Manusia-manusia akhir jaman cenderung memposisikan diri untuk menjadi penonton dan menunggu orang lain yang turun tangan menolong sesamanya.


Efek penonton atau sindroma Genovese atau yang dikenal dalam bahasa psikolog sebagai Bystanders Effect adalah fenomena psikologis sosial yang mengacu pada kasus di mana individu tidak menawarkan sarana untuk membantu sekalipun melihat seseorang sedang berada dalam situasi darurat atau berbahaya. 


 Probabilitas bantuan di dianggap berbanding terbalik dengan jumlah penonton, dengan kata lain, semakin besar jumlah penonton, semakin kecil kemungkinan salah satu dari mereka akan membantu. Kehadiran para pengamat lainnya sangat mengurangi intervensi. Hal ini terjadi karena meningkatnya jumlah penonton, penonton kurang memberikan respon yang positif, cenderung menafsirkan peristiwa ini sebagai masalah, dan kurang tergerak untuk memikul tanggung jawab dan mengambil tindakan, demikian pendapat  Timotius Hart dan Ternace Miethe dengan menggunakan data dari Survei Viktimisasi Kejahatan Nasional (NCVS) dan menemukan bahwa si pengamat merasa dilema dan ditekan.

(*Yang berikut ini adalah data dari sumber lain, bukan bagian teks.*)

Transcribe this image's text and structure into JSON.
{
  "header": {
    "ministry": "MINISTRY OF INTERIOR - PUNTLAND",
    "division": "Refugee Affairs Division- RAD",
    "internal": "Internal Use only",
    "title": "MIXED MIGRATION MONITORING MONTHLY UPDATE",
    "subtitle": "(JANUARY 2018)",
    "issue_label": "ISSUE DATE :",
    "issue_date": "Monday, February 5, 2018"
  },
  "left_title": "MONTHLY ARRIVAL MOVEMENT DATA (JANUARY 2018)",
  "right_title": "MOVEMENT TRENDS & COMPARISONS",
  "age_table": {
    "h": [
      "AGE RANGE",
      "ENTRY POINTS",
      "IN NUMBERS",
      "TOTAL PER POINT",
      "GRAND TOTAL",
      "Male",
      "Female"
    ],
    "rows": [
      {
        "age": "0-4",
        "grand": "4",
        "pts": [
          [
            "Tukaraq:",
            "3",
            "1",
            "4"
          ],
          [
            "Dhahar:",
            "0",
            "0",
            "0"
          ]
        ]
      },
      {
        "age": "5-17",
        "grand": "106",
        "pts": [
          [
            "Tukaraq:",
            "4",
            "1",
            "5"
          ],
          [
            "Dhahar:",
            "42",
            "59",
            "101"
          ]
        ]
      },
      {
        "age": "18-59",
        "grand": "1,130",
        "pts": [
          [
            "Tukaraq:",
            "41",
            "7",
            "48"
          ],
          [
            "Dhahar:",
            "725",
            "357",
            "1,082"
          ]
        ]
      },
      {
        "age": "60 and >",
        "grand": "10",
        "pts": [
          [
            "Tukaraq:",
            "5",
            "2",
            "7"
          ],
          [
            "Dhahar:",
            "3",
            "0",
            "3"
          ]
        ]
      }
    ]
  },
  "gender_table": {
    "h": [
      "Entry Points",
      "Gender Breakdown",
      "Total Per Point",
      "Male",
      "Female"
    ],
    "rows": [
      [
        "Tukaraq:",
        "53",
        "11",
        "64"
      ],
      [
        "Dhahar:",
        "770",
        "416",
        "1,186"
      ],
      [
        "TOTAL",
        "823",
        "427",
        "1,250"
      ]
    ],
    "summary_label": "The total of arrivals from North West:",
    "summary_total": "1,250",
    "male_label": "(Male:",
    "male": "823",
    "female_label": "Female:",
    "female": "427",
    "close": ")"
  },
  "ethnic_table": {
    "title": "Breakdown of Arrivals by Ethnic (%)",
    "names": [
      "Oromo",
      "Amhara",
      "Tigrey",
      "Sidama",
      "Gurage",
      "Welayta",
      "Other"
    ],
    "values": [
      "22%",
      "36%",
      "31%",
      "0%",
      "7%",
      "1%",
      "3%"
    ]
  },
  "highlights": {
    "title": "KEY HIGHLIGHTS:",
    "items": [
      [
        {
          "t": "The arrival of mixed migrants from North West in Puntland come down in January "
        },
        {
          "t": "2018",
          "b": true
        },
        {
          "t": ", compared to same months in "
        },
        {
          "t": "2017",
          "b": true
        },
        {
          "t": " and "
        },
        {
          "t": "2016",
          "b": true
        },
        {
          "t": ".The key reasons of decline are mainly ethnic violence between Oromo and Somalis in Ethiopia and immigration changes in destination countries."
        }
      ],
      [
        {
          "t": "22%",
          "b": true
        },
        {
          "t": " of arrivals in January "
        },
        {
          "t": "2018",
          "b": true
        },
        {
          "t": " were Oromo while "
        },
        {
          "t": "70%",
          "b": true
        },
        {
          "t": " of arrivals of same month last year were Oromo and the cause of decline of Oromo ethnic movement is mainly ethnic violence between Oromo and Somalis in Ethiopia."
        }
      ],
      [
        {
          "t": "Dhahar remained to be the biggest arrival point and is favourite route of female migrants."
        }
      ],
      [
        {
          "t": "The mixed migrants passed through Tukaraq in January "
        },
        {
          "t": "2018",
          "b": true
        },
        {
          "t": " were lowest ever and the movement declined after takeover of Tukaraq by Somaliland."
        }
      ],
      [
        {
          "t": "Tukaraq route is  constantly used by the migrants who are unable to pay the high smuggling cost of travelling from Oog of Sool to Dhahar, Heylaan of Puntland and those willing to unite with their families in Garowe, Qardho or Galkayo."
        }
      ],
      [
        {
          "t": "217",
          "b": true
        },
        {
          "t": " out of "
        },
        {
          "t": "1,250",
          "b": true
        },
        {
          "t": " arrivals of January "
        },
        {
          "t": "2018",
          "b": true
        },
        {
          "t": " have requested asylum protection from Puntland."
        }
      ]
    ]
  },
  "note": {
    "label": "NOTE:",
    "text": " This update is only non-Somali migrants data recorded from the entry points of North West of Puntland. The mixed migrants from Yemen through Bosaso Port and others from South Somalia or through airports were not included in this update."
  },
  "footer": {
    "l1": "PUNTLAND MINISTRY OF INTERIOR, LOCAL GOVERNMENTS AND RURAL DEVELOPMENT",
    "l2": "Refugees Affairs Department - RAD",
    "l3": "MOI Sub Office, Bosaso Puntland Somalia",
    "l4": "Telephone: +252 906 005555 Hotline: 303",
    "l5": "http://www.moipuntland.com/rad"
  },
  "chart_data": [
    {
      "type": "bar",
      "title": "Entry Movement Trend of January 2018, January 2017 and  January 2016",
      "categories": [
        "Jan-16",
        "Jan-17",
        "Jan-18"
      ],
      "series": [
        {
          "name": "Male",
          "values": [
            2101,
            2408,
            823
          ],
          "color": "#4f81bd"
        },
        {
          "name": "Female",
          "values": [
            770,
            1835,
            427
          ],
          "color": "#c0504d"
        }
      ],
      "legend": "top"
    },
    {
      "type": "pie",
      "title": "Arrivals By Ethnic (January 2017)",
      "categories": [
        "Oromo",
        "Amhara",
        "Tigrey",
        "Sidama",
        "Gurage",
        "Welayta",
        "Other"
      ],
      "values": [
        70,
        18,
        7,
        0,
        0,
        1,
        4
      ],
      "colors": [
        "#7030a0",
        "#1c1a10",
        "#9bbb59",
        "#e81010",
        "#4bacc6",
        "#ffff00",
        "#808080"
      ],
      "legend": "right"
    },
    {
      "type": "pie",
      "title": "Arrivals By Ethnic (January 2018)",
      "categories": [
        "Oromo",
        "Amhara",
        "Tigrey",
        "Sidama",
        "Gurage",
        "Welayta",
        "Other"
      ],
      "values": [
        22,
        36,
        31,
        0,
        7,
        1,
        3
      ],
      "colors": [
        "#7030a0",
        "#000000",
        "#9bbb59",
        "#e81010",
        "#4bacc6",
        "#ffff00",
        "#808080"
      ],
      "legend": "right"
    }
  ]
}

Sindroma Genovese sendiri berawal dari satu kisah yan g terjadi pada 13 Maret 1964, pukul 03.00 dini hari, Kitty Genovese (28), pulang ke apartemennya di New York City. Sementara kisah pembunuhan sekitar kematian Ms Genovese telah disimpan sebagai cerita  ilustrasi literal psikologis: "Efek Observer" atau disebut juga sebagai "Bystander Effect". Efek pengamat adalah gambaran bahwa orang yang hadir dalam keadaan darurat, individu tersebut cenderung hadir tanpa membantu apapun. Dalam kasus Kitty Genovese, ia ditusuk penyerangnya dan kemudian diperkosa. Ia diserang oleh seorang pembunuh serial yang menusuknya berkali-kali. Kitty berteriak-teriak minta tolong, tetapi tidak seorang pun tetangga yang menolongnya. Seorang tetangga mendengarnya, membuka jendela, melongok keluar, si pembunuh lari, tetapi tetangga itu menutup lagi jendela dan si pembunuh datang lagi untuk menyelesaikan pekerjaannya. Semua peristiwa itu berlangsung selama paling sedikit 30 menit, dan baru diketahui esok harinya. Menurut media massa, polisi mewawancarai tidak kurang 38 saksi yang mendengar atau melihat peristiwa itu, tetapi tidak satu pun yang turun tangan untuk menolong atau menelepon 911 (polisi). Kasus ini kemudian menjadi contoh klasik dalam buku-buku dan kuliah-kuliah Psikologi Sosial di seluruh dunia. Peristiwa ini begitu mengejutkan buat orang New York ketika itu.  
Masyarakat pun heran dan marah. Mengapa orang-orang itu hanya bengong? 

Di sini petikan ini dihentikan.